Le raisonnement était simple : dans une économie où les taux d’intérêt nominaux sont contraints par leur borne inférieure zéro (zero lower bound), alors ce qui importe réellement est la demande agrégée, non l’offre agrégée, si bien que vous devez vous focaliser sur les choses susceptibles d’accroître la demande. Si le problème est que les gens n’achètent pas assez de biens et services, il ne sera pas utile d’ajouter des capacités de production supplémentaires, dans la mesure où celles déjà en place risquent de n’être que partiellement exploitées (si un fermier ne peut vendre toute sa production, pourquoi achèterait-il un nouveau tracteur ou embaucherait-il un nouveau salarié ?).

Il y a un autre point, peut-être plus subtile, que l’article soulève, en l’occurrence le paradoxe du titre. Selon lui, si vous accroissez les facteurs de production sous des conditions particulières (par exemple si tout le monde désire travailler plus), alors vous pouvez vous retrouver en fait avec une production d’équilibre bien plus faible, c’est-à-dire qu’il est possible que chacun travaille en fait moins à l’équilibre.

La logique est assez simple à obtenir dans la plupart des modèles monétaires, si bien qu’elle peut s’appliquer assez largement (lorsque j’ai formulé le paradoxe, je n’ai pas cherché à trancher quant à savoir si c’était un bug ou un aspect des modèles des nouveaux keynésiens). A la borne inférieure zéro, le taux d’intérêt réel est trop élevé, dans la mesure où il est supérieur au taux d’intérêt naturel. Les choses qui accroissent l’offre vont tendre à réduire les coûts marginaux des entreprises (par exemple, les salaires dans l’exemple ci-dessus si tout le monde veut travailler plus) et donc entraîner des pressions déflationnistes. Le taux d’intérêt réel va alors avoir tendance à augmenter, ce qui est exactement ce que vous ne voulez pas avoir lorsque le taux d’intérêt naturel est négatif et que la banque centrale ne peut réduire davantage ses taux. Un taux d’intérêt plus élevé réduit l’incitation des personnes à dépenser et à investir. Donc, en fait, vous vous retrouvez dans la situation suivante : tout le monde désire travailler plus, mais il y a moins de travail effectif à l’équilibre. C’est le paradoxe du labeur.

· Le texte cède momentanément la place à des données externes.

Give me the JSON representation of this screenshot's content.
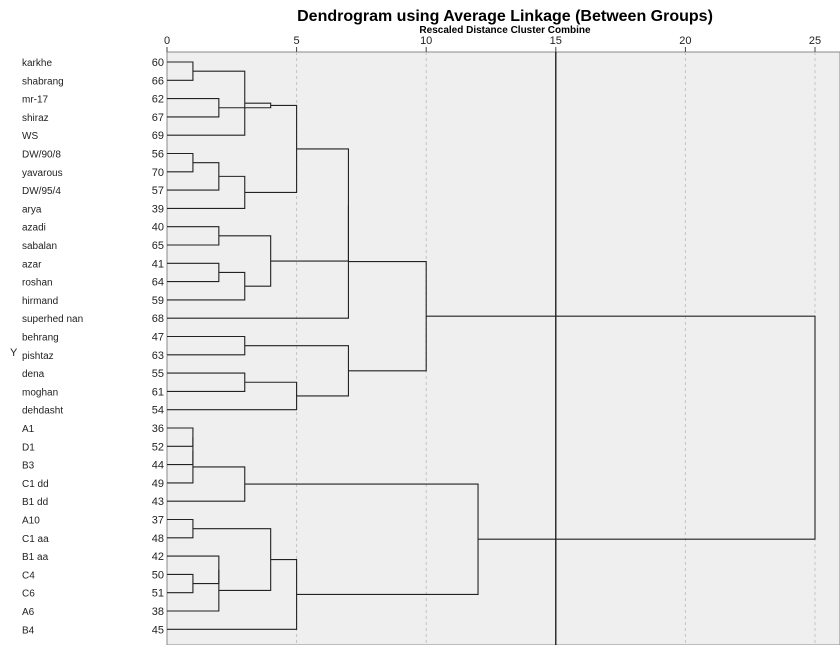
{
  "chart_data": {
    "type": "dendrogram",
    "title": "Dendrogram using Average Linkage (Between Groups)",
    "subtitle": "Rescaled Distance Cluster Combine",
    "ylabel": "Y",
    "xlim": [
      0,
      25
    ],
    "xticks": [
      0,
      5,
      10,
      15,
      20,
      25
    ],
    "grid": true,
    "leaves": [
      {
        "label": "karkhe",
        "num": "60"
      },
      {
        "label": "shabrang",
        "num": "66"
      },
      {
        "label": "mr-17",
        "num": "62"
      },
      {
        "label": "shiraz",
        "num": "67"
      },
      {
        "label": "WS",
        "num": "69"
      },
      {
        "label": "DW/90/8",
        "num": "56"
      },
      {
        "label": "yavarous",
        "num": "70"
      },
      {
        "label": "DW/95/4",
        "num": "57"
      },
      {
        "label": "arya",
        "num": "39"
      },
      {
        "label": "azadi",
        "num": "40"
      },
      {
        "label": "sabalan",
        "num": "65"
      },
      {
        "label": "azar",
        "num": "41"
      },
      {
        "label": "roshan",
        "num": "64"
      },
      {
        "label": "hirmand",
        "num": "59"
      },
      {
        "label": "superhed nan",
        "num": "68"
      },
      {
        "label": "behrang",
        "num": "47"
      },
      {
        "label": "pishtaz",
        "num": "63"
      },
      {
        "label": "dena",
        "num": "55"
      },
      {
        "label": "moghan",
        "num": "61"
      },
      {
        "label": "dehdasht",
        "num": "54"
      },
      {
        "label": "A1",
        "num": "36"
      },
      {
        "label": "D1",
        "num": "52"
      },
      {
        "label": "B3",
        "num": "44"
      },
      {
        "label": "C1 dd",
        "num": "49"
      },
      {
        "label": "B1 dd",
        "num": "43"
      },
      {
        "label": "A10",
        "num": "37"
      },
      {
        "label": "C1 aa",
        "num": "48"
      },
      {
        "label": "B1 aa",
        "num": "42"
      },
      {
        "label": "C4",
        "num": "50"
      },
      {
        "label": "C6",
        "num": "51"
      },
      {
        "label": "A6",
        "num": "38"
      },
      {
        "label": "B4",
        "num": "45"
      }
    ],
    "merges": [
      [
        0,
        1,
        1.0
      ],
      [
        2,
        3,
        2.0
      ],
      [
        32,
        4,
        3.0
      ],
      [
        33,
        34,
        4.0
      ],
      [
        5,
        6,
        1.0
      ],
      [
        36,
        7,
        2.0
      ],
      [
        37,
        8,
        3.0
      ],
      [
        35,
        38,
        5.0
      ],
      [
        9,
        10,
        2.0
      ],
      [
        11,
        12,
        2.0
      ],
      [
        41,
        13,
        3.0
      ],
      [
        40,
        42,
        4.0
      ],
      [
        39,
        43,
        7.0
      ],
      [
        44,
        14,
        7.0
      ],
      [
        15,
        16,
        3.0
      ],
      [
        17,
        18,
        3.0
      ],
      [
        47,
        19,
        5.0
      ],
      [
        46,
        48,
        7.0
      ],
      [
        45,
        49,
        10.0
      ],
      [
        20,
        21,
        1.0
      ],
      [
        51,
        22,
        1.0
      ],
      [
        52,
        23,
        1.0
      ],
      [
        53,
        24,
        3.0
      ],
      [
        25,
        26,
        1.0
      ],
      [
        28,
        29,
        1.0
      ],
      [
        27,
        56,
        2.0
      ],
      [
        57,
        30,
        2.0
      ],
      [
        55,
        58,
        4.0
      ],
      [
        59,
        31,
        5.0
      ],
      [
        54,
        60,
        12.0
      ],
      [
        50,
        61,
        25.0
      ]
    ],
    "reference_line": 15
  }
}
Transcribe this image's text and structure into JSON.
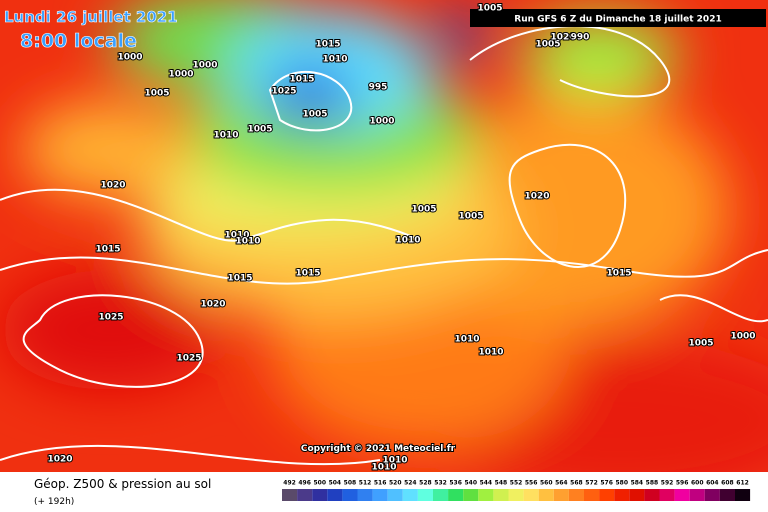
{
  "header": {
    "date": "Lundi 26 juillet 2021",
    "time": "8:00 locale",
    "run": "Run GFS 6 Z du Dimanche 18 juillet 2021"
  },
  "map": {
    "copyright": "Copyright © 2021 Meteociel.fr",
    "isobar_labels": [
      "1015",
      "1010",
      "1000",
      "1000",
      "1000",
      "1005",
      "1015",
      "1025",
      "995",
      "1000",
      "1005",
      "1005",
      "1010",
      "1020",
      "1015",
      "1010",
      "1010",
      "1015",
      "1015",
      "1020",
      "1025",
      "1025",
      "1020",
      "1005",
      "1005",
      "1010",
      "1020",
      "1015",
      "1005",
      "1000",
      "1010",
      "1010",
      "1005",
      "1020",
      "990",
      "1005",
      "1010",
      "1010"
    ]
  },
  "footer": {
    "title": "Géop. Z500 & pression au sol",
    "lead": "(+ 192h)"
  },
  "colorbar": {
    "ticks": [
      492,
      496,
      500,
      504,
      508,
      512,
      516,
      520,
      524,
      528,
      532,
      536,
      540,
      544,
      548,
      552,
      556,
      560,
      564,
      568,
      572,
      576,
      580,
      584,
      588,
      592,
      596,
      600,
      604,
      608,
      612
    ],
    "colors": [
      "#5a4a6a",
      "#4b3a8a",
      "#3030a0",
      "#2040c0",
      "#2060e0",
      "#3080f0",
      "#40a0ff",
      "#50c0ff",
      "#60e0ff",
      "#60ffe0",
      "#40f0a0",
      "#30e060",
      "#60e040",
      "#a0f040",
      "#d0f050",
      "#f0f060",
      "#ffe060",
      "#ffc040",
      "#ffa030",
      "#ff8020",
      "#ff6010",
      "#ff4000",
      "#f02000",
      "#e01000",
      "#d00020",
      "#e00060",
      "#f000a0",
      "#c00080",
      "#800060",
      "#400030",
      "#100010"
    ]
  }
}
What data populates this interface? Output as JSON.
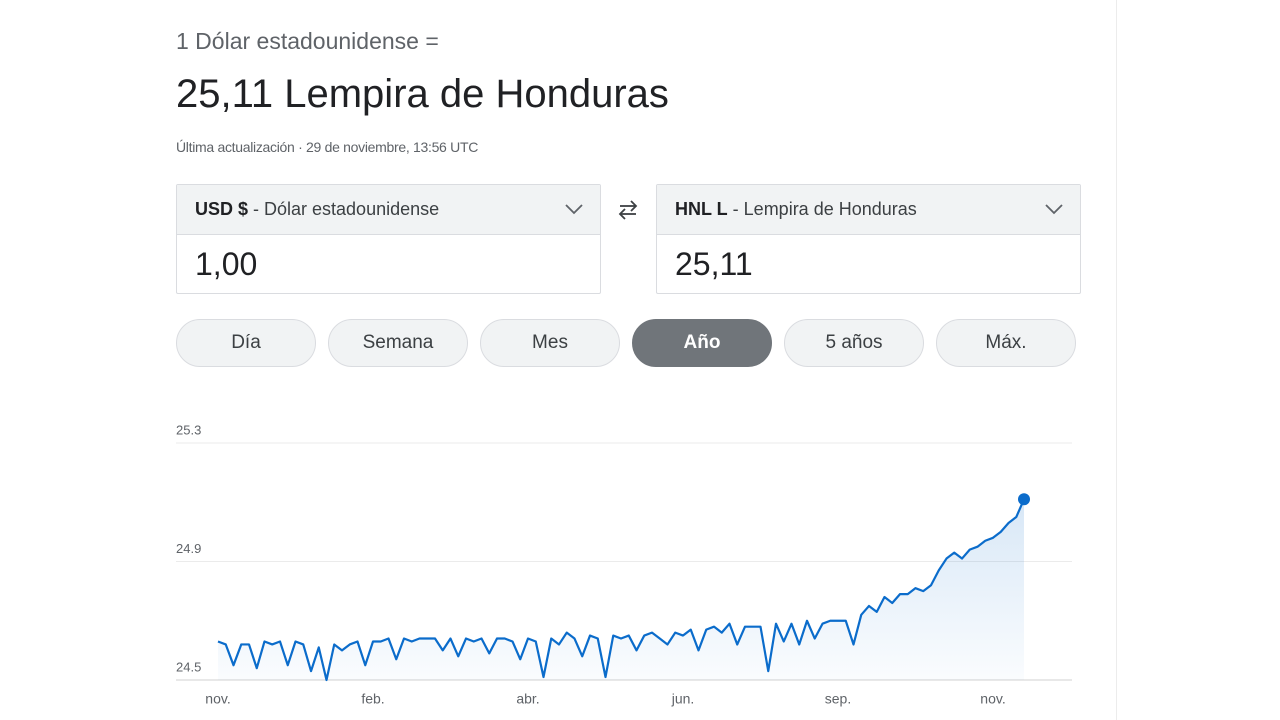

J’ai parlé de plusieurs autres exemples dans mon ancien article qui peuvent avoir un tel effet, notamment une baisse temporaire des prix du pétrole. En regardant le monde aujourd’hui, il est difficile de penser que la récente chute des prix du pétrole ait particulièrement aidé l’économie mondiale. Les gens se sont typiquement focalisés sur la perturbation que ces chutes ont pu entraîner pour les entreprises produisant du pétrole et les banques qui leur ont accordé des prêts. Ces considérations sont sûrement assez importantes.

Le paradoxe du labeur pointe toutefois un problème plus général, à savoir que cette chute des prix du pétrole génère une pression baissière sur l’inflation courante et l’inflation anticipée, ce qui resserre davantage la politique monétaire tout autour du monde en accroissant les taux d’intérêt réels. Il semble que les anticipations d’inflation chutent dans tous les pays industrialisés, du moins selon certains indicateurs. Il est difficile d’imaginer comment toute nouvelle pression déflationniste pourrait aider dans ce contracte. Donc peut-être que la chute actuelle des prix du pétrole se révélera être une assez bonne expérience de laboratoire pour examiner le paradoxe du labeur (même, comme toujours en économie, il y a plein de choses qui se passent en même temps…). »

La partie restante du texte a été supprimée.